Utopia gave rise to a literary genre, Utopian and dystopian fictionwhich features ideal societies or perfect cities, or their opposite. Although Utopianism combined classical concepts of perfect societies Plato and Aristotle with Roman rhetorical finesse cf.

CiceroQuintilianepideictic oratorythe Renaissance genre continued into the Age of Enlightenment and survives in modern science fiction. Religious polemics[ edit ] In the reformer Martin Luther published three works in quick succession: In the Responsio, More defended papal supremacy, the sacraments, and other Church traditions.

More, though considered "a much steadier personality", [91] described Luther as an "ape", a "drunkard", and a "lousy little friar" amongst other epithets. If for More scatology normally expresses a communal disapproval, for Luther, it expresses a deep personal rage. He thereafter avoided any hint of criticism of Church authority. He was charged with welcoming foreign envoys, writing down official drafts and serving as a contact linking the king and his Lord Chancellor.

Henry used his influence in the legislative assembly to get Thomas elected for the position. He also chipped in as a steward in universities. Soon after his stewardship, he became the Duchy of Lancaster chancellor, a position that was much higher than his former position. This was a post that involved directorial and legal power of greater of northern England. He became the first layman to occupy this influential office. During this period he settled cases with unparalleled briskness.

Sir Thomas More: Biography, Facts and Information

At this point, he was completely devoted to the king and the administration 6. InHenry VIII had cut off Thomas by removing the majority of the clergy who gave backing to the Papal stand from higher-ranking posts in the church 7. Coming to terms with his out-of-the-way position, Thomas tried to give up his job after being compelled to take a pledge affirming the king as the ultimate leader of the English Church.

In addition, the Statute of Praemunire made it illegal to shore up in open or place of work the assertions of the Papacy.

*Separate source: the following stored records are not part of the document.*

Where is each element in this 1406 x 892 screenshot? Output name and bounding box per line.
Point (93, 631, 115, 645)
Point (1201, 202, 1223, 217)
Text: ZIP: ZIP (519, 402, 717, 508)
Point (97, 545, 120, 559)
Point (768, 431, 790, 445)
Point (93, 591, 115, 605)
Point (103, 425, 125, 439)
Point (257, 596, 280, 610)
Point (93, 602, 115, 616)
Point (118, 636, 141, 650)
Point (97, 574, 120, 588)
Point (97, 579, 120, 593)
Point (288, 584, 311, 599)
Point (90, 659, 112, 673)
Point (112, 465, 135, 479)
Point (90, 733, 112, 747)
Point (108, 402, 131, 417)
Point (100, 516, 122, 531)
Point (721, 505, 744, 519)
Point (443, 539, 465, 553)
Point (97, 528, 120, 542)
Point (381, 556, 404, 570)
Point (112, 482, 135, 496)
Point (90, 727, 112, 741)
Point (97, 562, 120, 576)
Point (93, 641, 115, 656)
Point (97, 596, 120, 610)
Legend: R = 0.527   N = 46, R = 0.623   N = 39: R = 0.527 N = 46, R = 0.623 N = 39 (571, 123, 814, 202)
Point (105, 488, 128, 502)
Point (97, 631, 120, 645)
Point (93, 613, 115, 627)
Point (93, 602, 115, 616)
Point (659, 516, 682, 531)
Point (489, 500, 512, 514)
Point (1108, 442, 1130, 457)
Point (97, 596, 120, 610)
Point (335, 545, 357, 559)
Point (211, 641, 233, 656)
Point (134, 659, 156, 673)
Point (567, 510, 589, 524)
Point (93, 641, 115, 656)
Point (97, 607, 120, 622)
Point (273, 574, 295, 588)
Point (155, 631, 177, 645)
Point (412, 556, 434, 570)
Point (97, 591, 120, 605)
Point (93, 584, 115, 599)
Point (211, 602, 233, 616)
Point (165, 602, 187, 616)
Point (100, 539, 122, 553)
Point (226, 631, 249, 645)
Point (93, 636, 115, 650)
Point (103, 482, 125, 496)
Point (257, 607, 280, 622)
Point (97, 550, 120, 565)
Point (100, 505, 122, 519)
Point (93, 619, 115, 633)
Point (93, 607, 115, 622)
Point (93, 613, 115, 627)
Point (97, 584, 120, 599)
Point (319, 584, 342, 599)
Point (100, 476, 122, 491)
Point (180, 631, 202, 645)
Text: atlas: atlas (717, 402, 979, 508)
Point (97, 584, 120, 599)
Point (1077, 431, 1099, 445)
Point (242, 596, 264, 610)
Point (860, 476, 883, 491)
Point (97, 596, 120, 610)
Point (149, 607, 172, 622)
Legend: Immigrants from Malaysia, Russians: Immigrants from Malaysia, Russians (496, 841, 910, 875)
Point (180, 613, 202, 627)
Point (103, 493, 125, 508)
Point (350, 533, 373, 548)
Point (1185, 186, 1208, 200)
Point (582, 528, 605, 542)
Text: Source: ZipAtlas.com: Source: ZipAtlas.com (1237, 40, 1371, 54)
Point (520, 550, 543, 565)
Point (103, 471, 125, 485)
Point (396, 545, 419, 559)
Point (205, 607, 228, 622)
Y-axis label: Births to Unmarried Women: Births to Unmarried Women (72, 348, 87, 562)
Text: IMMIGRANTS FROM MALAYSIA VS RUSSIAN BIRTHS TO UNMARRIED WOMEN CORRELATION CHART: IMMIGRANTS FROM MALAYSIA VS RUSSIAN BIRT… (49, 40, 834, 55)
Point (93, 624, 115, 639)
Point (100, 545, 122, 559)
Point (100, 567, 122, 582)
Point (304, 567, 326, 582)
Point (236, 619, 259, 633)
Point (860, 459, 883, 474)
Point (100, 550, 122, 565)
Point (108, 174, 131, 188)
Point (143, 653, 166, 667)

Even so, the standing and power of Thomas as well as his lengthy association with the king, made certain that his life was safe for the time being and as a result, he was not kicked out of office 7.

On the other hand, with his backers in court fast fading away, in he requested the king to yet again to relieve 7 Robinson, Jon. He alleged that he was unwell and going through prickly chest aches.

This time the king endowed his request. There was little doubt that Thomas stepped down as a result of religious concerns. He understood that all clergy needed autonomy of ethics and devotion to the Pope which were undoubtedly defied by the administration of King Henry VIII 8.

Trial and execution In Anne Boleyn was enthroned as the Queen of England and Thomas was conspicuously absent at the ceremony. In spite of this, his absence was broadly taken to mean a rebuff in opposition to Anne and Henry took action against him.

Thomas was able to bring forth a correspondence in which he had inculcated Barton not to get in the way with national issues. In April 13 of the same year Thomas was required to appear before a committee and pledge his loyalty to the legislative Act of Succession. He held fast to the olden instruction of Papal superiority. He was later imprisoned in the Tower of London.

On July 1, of the following year Thomas was tried before a team of judges. He was arraigned in court for his treasonous acts against the law of succession. He was found guilty after Solicitor General, Richard Rich testified against him 7. Immediately after the sentence had been passed against him, Thomas talked unreservedly about his conviction. He reiterated that no earthly person may claim to be the head of spirituality.

Thomas was to be sent to the hangman, be drawn and quartered. The king ordered that his putting to death be through decapitation.